A Palestinian man carries a sack of flour inside a United Nations compound after receiving food supplies at the Rafah refugee camp in the southern Gaza Strip on September 1, 2018. (Photo by AFP)

The UN World Food Programme’s (WFP) decision to cut food aid to the Gaza Strip has been influenced by Washington's drive to cause “mass starvation” among Palestinians, says an analyst.

“This is what comes of the Trump administration’s calculated policy of provoking mass starvation among the Palestinians especially in Gaza by cuts in the United Nations Relief and Works Agency and obviously that decision was taken conjointly with [Israeli Prime Minister] Benjamin Netanyahu,” Bruce Katz, co-president of Palestinian and Jewish Unity, told Press TV in an interview on Thursday.

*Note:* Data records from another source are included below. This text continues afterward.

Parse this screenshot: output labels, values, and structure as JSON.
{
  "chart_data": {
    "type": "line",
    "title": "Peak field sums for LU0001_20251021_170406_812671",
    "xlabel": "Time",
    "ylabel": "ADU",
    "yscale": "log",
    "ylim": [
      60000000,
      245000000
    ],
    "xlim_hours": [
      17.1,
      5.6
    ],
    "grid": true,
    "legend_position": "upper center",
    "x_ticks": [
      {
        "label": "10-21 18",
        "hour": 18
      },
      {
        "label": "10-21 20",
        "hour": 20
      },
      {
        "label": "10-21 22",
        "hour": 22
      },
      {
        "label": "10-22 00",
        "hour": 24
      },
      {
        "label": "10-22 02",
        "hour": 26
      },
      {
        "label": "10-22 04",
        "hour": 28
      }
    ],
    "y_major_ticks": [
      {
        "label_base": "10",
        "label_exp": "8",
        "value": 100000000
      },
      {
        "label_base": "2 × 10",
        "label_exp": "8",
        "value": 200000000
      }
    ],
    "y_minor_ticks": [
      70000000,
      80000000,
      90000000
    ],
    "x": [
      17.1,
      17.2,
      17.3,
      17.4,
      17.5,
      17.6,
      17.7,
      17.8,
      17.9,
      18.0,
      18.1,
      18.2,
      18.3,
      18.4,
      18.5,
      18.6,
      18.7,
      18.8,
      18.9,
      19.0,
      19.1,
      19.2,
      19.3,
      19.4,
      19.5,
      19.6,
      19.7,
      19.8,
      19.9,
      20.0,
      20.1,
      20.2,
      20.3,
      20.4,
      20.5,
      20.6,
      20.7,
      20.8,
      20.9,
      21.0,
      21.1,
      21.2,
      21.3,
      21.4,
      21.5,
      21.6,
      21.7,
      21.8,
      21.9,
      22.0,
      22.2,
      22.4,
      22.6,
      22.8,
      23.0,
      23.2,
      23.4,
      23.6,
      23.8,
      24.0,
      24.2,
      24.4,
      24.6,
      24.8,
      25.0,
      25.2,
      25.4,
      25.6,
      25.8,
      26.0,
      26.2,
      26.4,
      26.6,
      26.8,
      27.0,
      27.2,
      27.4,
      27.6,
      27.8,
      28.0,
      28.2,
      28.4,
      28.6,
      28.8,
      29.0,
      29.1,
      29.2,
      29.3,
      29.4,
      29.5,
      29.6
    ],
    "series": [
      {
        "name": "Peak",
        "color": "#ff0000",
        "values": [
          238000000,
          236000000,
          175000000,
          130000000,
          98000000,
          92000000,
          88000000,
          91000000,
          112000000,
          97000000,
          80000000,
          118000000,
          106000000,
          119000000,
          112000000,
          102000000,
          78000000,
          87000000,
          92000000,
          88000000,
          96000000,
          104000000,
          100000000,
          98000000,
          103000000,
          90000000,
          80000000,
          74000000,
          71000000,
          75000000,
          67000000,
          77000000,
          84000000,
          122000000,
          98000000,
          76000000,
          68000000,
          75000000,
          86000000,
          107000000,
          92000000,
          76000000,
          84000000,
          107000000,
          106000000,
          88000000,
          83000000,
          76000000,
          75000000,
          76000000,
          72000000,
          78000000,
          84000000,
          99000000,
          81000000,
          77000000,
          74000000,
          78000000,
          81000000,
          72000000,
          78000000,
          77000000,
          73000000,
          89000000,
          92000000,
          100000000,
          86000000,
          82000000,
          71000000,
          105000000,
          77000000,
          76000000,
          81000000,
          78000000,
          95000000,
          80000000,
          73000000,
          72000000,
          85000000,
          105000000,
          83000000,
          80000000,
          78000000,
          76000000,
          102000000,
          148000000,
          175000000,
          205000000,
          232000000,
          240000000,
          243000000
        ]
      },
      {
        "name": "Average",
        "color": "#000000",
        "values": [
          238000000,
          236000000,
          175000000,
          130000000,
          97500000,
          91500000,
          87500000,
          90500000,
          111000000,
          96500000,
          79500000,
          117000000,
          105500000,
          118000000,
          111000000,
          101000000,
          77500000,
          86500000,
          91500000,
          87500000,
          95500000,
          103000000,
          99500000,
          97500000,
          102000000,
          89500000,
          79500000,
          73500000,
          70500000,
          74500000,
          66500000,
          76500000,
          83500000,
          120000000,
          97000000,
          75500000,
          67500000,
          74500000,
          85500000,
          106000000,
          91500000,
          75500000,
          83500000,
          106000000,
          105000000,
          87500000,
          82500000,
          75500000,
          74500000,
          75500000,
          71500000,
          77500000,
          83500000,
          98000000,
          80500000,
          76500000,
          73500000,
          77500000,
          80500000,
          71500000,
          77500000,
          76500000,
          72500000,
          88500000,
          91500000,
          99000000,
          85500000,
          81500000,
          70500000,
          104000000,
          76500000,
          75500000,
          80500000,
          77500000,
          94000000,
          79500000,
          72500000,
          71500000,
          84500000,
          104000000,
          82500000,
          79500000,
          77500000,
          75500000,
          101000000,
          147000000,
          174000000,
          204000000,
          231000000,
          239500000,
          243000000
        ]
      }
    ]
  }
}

“The fact is that Gaza has been under a criminal blockade for approximately 11 years and it has already been stated categorically that by 2020 Gaza would be unlivable. So what we are seeing here is a policy that basically is genocidal … It is a slow genocide, this is a crime against humanity,” he added.

The WFP says it would cut food aid to around 190,000 impoverished Palestinians in the besieged Gaza Strip and the occupied West Bank - half of all its recipients there- due to funding shortages.

The UN food agency on Wednesday blamed the funding shortages on cuts by the United States, the agency's biggest contributor, and other nations in aid to Palestinians.

The cuts in food assistance will reportedly take place starting January 1.

The Gaza Strip has been under an Israeli blockade since June 2007. The blockade has caused a decline in the standard of living as well as unprecedented levels of unemployment and unrelenting poverty.